Bioanthropologists use skeletal data to reconstruct the historical global distribution of humans. One of the more critical and contentious issues is the inference that a complete population replacement has occurred which has importance for our understanding of human biological variation as well as issues of cultural patrimony. Despite the ubiquity of such analyses, problems exist with current methods because the degree of phenotypic change through time is dependent on demographic parameters, processes of selection, and changes in subsistence orientation which reflect the malleability of cranial form. How different do two populations need to be for continuity to be rejected? In this paper the population history of northwestern African and central Saharan populations is discussed from the Late Pleistocene through Early Holocene. Craniometric data are used from nine chrono-spatial samples to address the relationship between temporally sequential populations in North Africa where long term changes in aridity prevented human occupation for several distinct intervals. R matrix analysis resolves several perceived population discontinuities based on analyses of lithic assemblages. Population structure indicates a replacement of indigenous Aterian (early modern human) populations by makers of the Iberomaurusian industry ca 18kybp. Population continuity is suggested between the Iberomaurusian and Capsian horizons, and the analysis suggests the expansion of Late Pleistocene populations from the Maghreb into the Sahara as climate improved during the Holocene. Finally, a second population replacement is inferred during the Middle Holocene in the central Sahara coincident with the advent of pastoralism.
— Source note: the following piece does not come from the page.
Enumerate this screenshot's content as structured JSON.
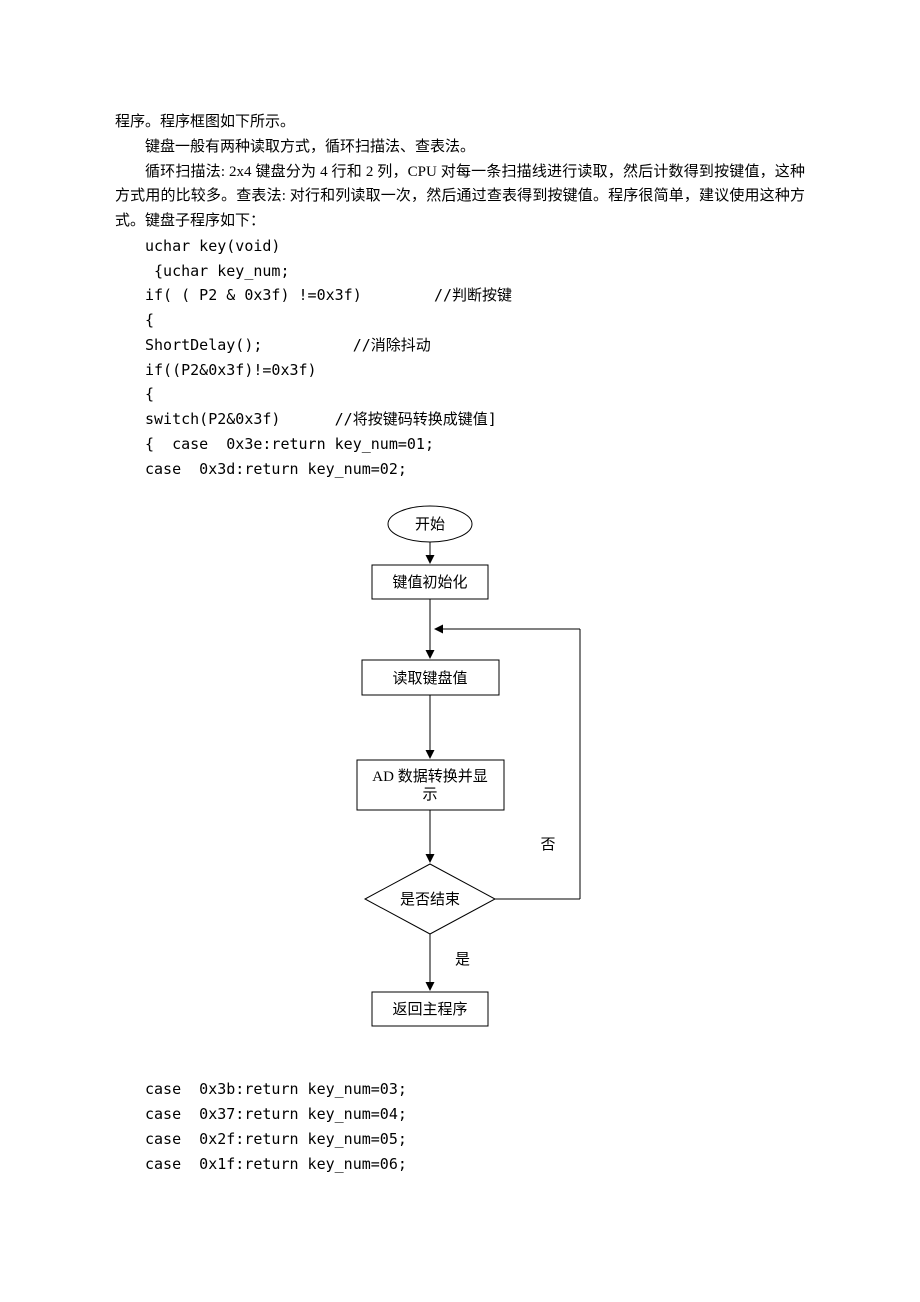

The result of a little blog raiding at Dienekes. There’s a pdf from the AAPA full of interesting abstracts here, which I’m working my way through. This one caught my eye-being about North Africa. I t mentions the replacement of the Aterians by the IM industry, and the central Saharan population replacement in the Holocene. Unfortunately it doesn’t say who replaced who; the incoming neolithic mediterannoids replacing the Mechtoid Saharans possibly, although it could be another group, as the groups aren’t specified, but being familiar with the desciptions of Neolithic Saharans by various authors that would be my guess.
It also notes the North African (Mechtoid again) expansion into the Sahara which would have been about 12,000 years ago when the Sahara went through a wet phase. A DNA study on the bones of the Mechtoid population from Taforalt have shown them to be mainly of Eurasian mitochondrial types, and they are very similar to to bones found as far South as Mali. However, it’s quite likely a good proportion of their Y chromosomes were East African and North East African in origin, as some of the populations show up as intermediate to Eurasian and sub Saharan groups of the same era (although not Taforalt).